Container agent replica count
The more replicas of container agent, the faster tasks will get claimed, as each replica runs its own collection of claiming loops. This is beneficial if you have sudden large backlogs of tasks to run, as tasks will be able to be claimed more quickly, and have a pod spec submitted to the Kubernetes cluster for scheduling. It is worth considering that the more replicas used (and more tasks that are able to launch concurrently) the greater the strain on the K8s control plane, and the more prone you will be to task start failures. CircleCI container runners will attempt to reschedule a task up to three times before declaring an infrastructure failure.
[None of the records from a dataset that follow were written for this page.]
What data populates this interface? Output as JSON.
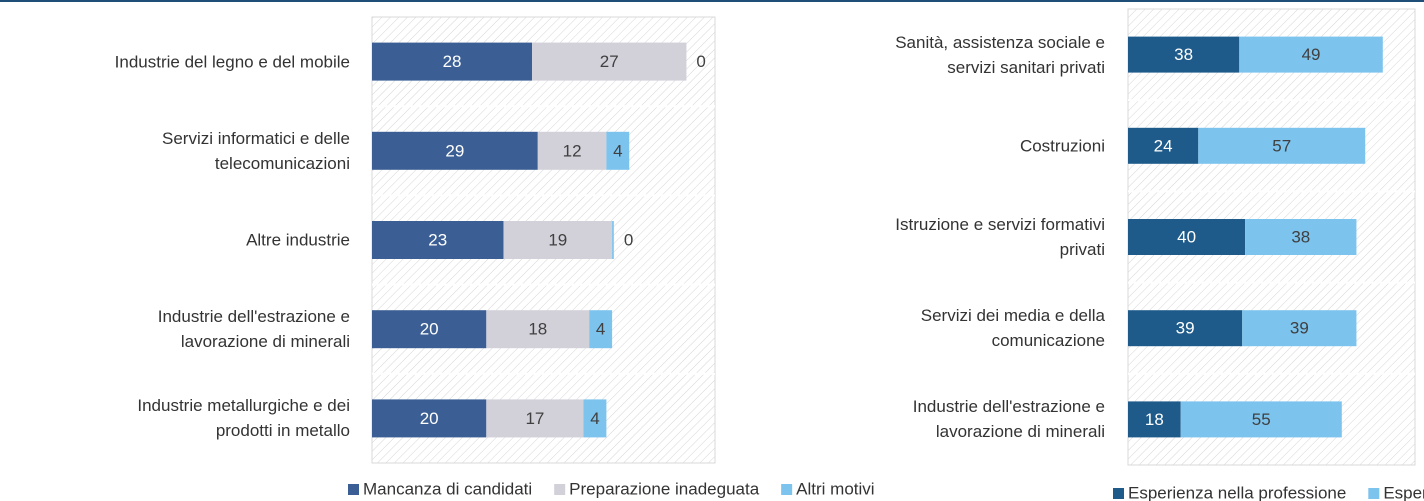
{
  "chart_data": [
    {
      "type": "stacked-bar-horizontal",
      "categories": [
        "Industrie del legno e del mobile",
        "Servizi informatici e delle\ntelecomunicazioni",
        "Altre industrie",
        "Industrie dell'estrazione e\nlavorazione di minerali",
        "Industrie metallurgiche e dei\nprodotti in metallo"
      ],
      "series": [
        {
          "name": "Mancanza di candidati",
          "color": "#3b5f94",
          "values": [
            28,
            29,
            23,
            20,
            20
          ]
        },
        {
          "name": "Preparazione inadeguata",
          "color": "#d2d1da",
          "values": [
            27,
            12,
            19,
            18,
            17
          ]
        },
        {
          "name": "Altri motivi",
          "color": "#7cc3ee",
          "values": [
            0,
            4,
            0.3,
            4,
            4
          ],
          "value_labels": [
            "0",
            "4",
            "0",
            "4",
            "4"
          ]
        }
      ],
      "xlim": [
        0,
        60
      ],
      "legend": "bottom"
    },
    {
      "type": "stacked-bar-horizontal",
      "categories": [
        "Sanità, assistenza sociale e\nservizi sanitari privati",
        "Costruzioni",
        "Istruzione e servizi formativi\nprivati",
        "Servizi dei media e della\ncomunicazione",
        "Industrie dell'estrazione e\nlavorazione di minerali"
      ],
      "series": [
        {
          "name": "Esperienza nella professione",
          "color": "#1f5b8a",
          "values": [
            38,
            24,
            40,
            39,
            18
          ]
        },
        {
          "name": "Esperienza nel settore",
          "color": "#7cc3ee",
          "values": [
            49,
            57,
            38,
            39,
            55
          ]
        }
      ],
      "xlim": [
        0,
        98
      ],
      "legend": "bottom"
    }
  ]
}
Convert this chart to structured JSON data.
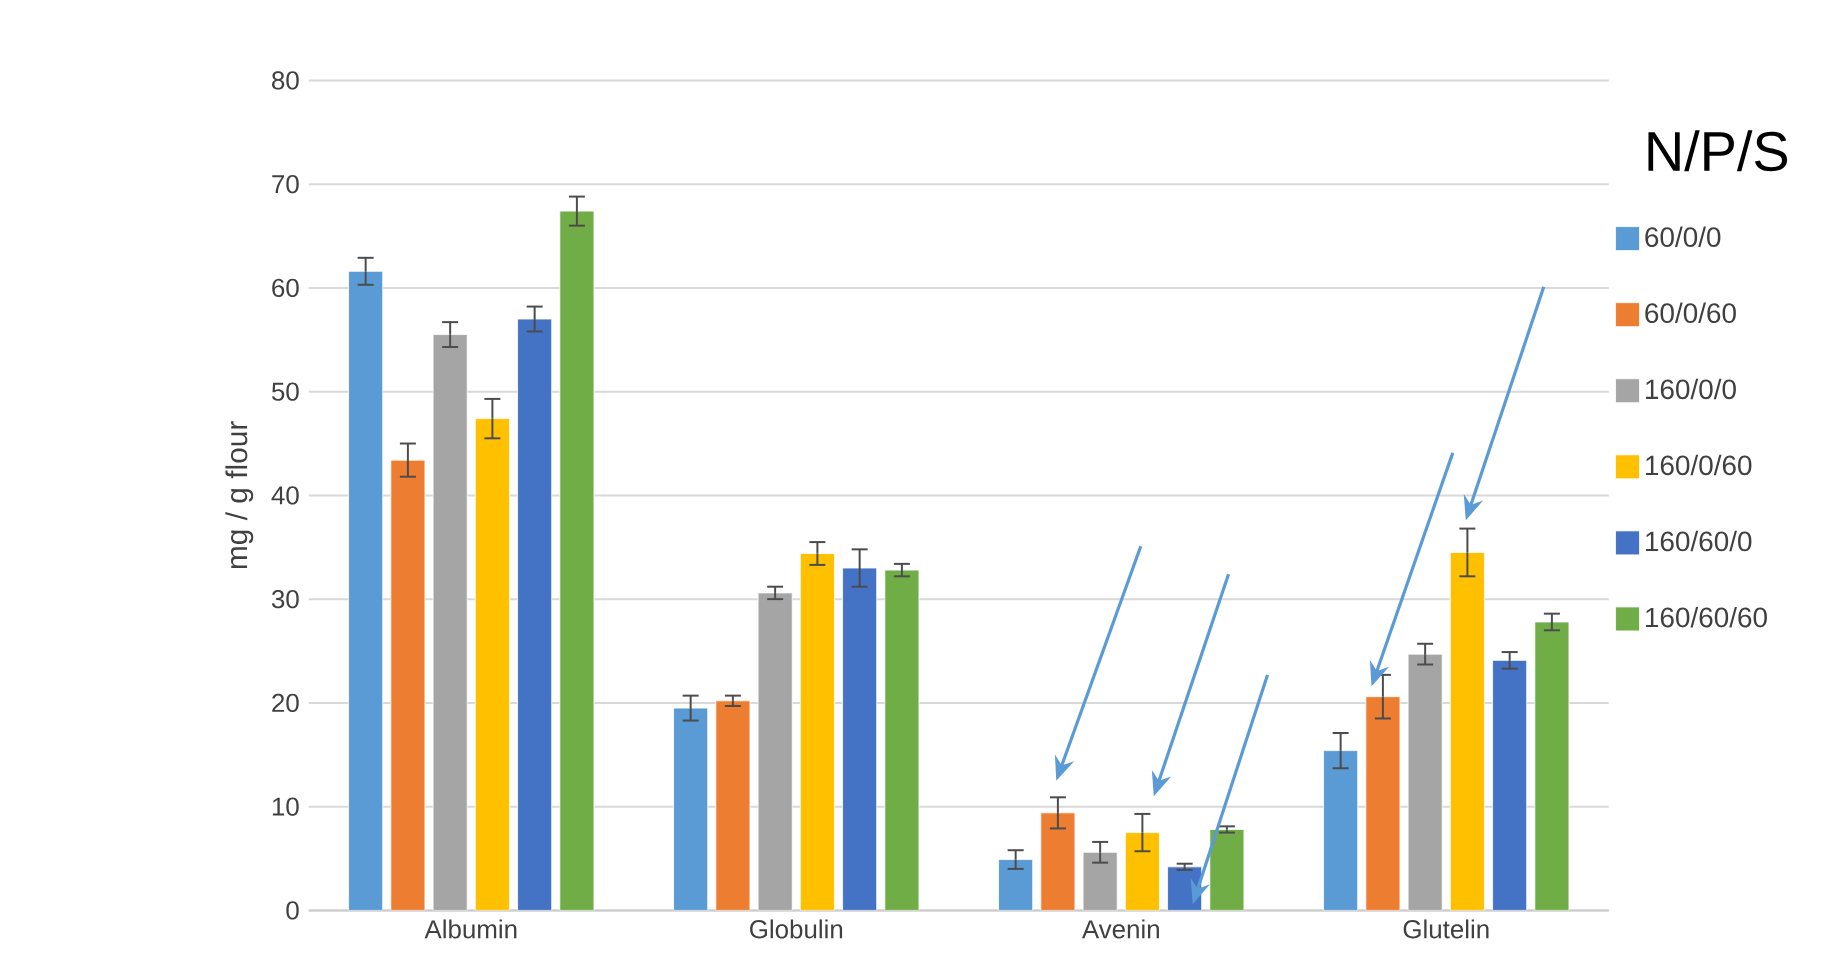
{
  "chart_data": {
    "type": "bar",
    "ylabel": "mg / g flour",
    "legend_title": "N/P/S",
    "categories": [
      "Albumin",
      "Globulin",
      "Avenin",
      "Glutelin"
    ],
    "series": [
      {
        "name": "60/0/0",
        "color": "#5b9bd5",
        "values": [
          61.6,
          19.5,
          4.9,
          15.4
        ],
        "errors": [
          1.3,
          1.2,
          0.9,
          1.7
        ]
      },
      {
        "name": "60/0/60",
        "color": "#ed7d31",
        "values": [
          43.4,
          20.2,
          9.4,
          20.6
        ],
        "errors": [
          1.6,
          0.5,
          1.5,
          2.1
        ]
      },
      {
        "name": "160/0/0",
        "color": "#a5a5a5",
        "values": [
          55.5,
          30.6,
          5.6,
          24.7
        ],
        "errors": [
          1.2,
          0.6,
          1.0,
          1.0
        ]
      },
      {
        "name": "160/0/60",
        "color": "#ffc000",
        "values": [
          47.4,
          34.4,
          7.5,
          34.5
        ],
        "errors": [
          1.9,
          1.1,
          1.8,
          2.3
        ]
      },
      {
        "name": "160/60/0",
        "color": "#4472c4",
        "values": [
          57.0,
          33.0,
          4.2,
          24.1
        ],
        "errors": [
          1.2,
          1.8,
          0.3,
          0.8
        ]
      },
      {
        "name": "160/60/60",
        "color": "#70ad47",
        "values": [
          67.4,
          32.8,
          7.8,
          27.8
        ],
        "errors": [
          1.4,
          0.6,
          0.3,
          0.8
        ]
      }
    ],
    "ylim": [
      0,
      80
    ],
    "yticks": [
      0,
      10,
      20,
      30,
      40,
      50,
      60,
      70,
      80
    ],
    "grid": "y",
    "legend": "right"
  }
}
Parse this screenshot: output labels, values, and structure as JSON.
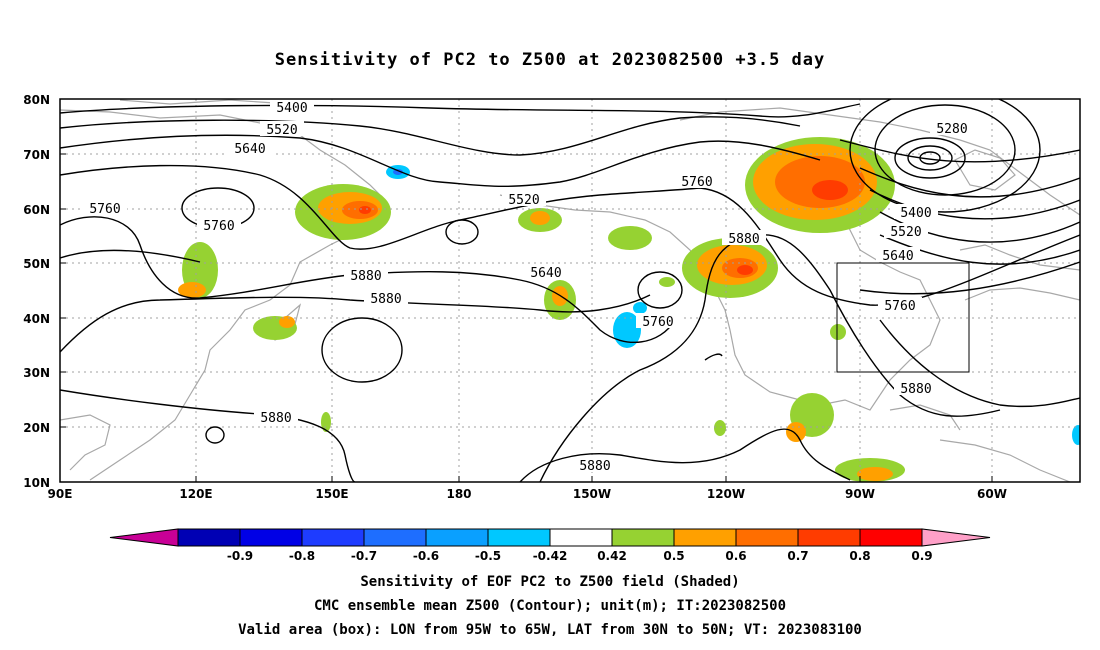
{
  "title": "Sensitivity of PC2 to Z500 at 2023082500 +3.5 day",
  "lat_labels": [
    "80N",
    "70N",
    "60N",
    "50N",
    "40N",
    "30N",
    "20N",
    "10N"
  ],
  "lon_labels": [
    "90E",
    "120E",
    "150E",
    "180",
    "150W",
    "120W",
    "90W",
    "60W"
  ],
  "contour_labels": [
    "5400",
    "5520",
    "5640",
    "5760",
    "5760",
    "5880",
    "5880",
    "5760",
    "5520",
    "5640",
    "5760",
    "5880",
    "5280",
    "5400",
    "5520",
    "5640",
    "5760",
    "5880",
    "5880"
  ],
  "colorbar": {
    "labels": [
      "-0.9",
      "-0.8",
      "-0.7",
      "-0.6",
      "-0.5",
      "-0.42",
      "0.42",
      "0.5",
      "0.6",
      "0.7",
      "0.8",
      "0.9"
    ],
    "colors": [
      "#c80096",
      "#0000b4",
      "#0000e6",
      "#1e3cff",
      "#1e6eff",
      "#0aa0ff",
      "#00c8ff",
      "#ffffff",
      "#96d232",
      "#ffa000",
      "#ff6e00",
      "#ff3c00",
      "#ff0000",
      "#ffa0c8"
    ]
  },
  "footer": {
    "line1": "Sensitivity of EOF PC2 to Z500 field (Shaded)",
    "line2": "CMC ensemble mean Z500 (Contour); unit(m); IT:2023082500",
    "line3": "Valid area (box): LON from 95W to 65W, LAT from 30N to 50N; VT: 2023083100"
  }
}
Maximum concurrent tasks per replica
This number in particular is very sensitive to node types and counts. The more tasks that are attempted to launch in a short window, the higher the strain on the Kubernetes cluster’s control plane, as well as the individual Kubelets, which are responsible for the pods and containers on a specific node. As node power and count increase, the impact of concurrent tasks on a cluster decreases. The lower the number of maximum concurrent tasks, the greater the reliability of tasks successfully starting and not experiencing an infrastructure failure.
The likelihood of an infrastructure failure for a task decreases as node count and resources are increased, particularly CPU.
Node types and count
The recommendations already presented are based on the reference cluster configuration. As a node pool grows, or is set to an instance type with greater resources, task execution becomes more reliable. When sizing a cluster, you should add headspace beyond that expected for an individual task. The Kubelet and container driver share the same resources as the pods on the node, and the more resource starved they become the more prone to long queue times and infrastructure failures tasks become. The more distributed pods are able to be scheduled the less pressure and backlog are applied to the individual Kubelets and container engines, resulting in shorter queueing times.
Troubleshooting
Refer to the Troubleshoot Container Runner section of the Troubleshoot Self-hosted Runner guide if you encounter issues installing or using container runner.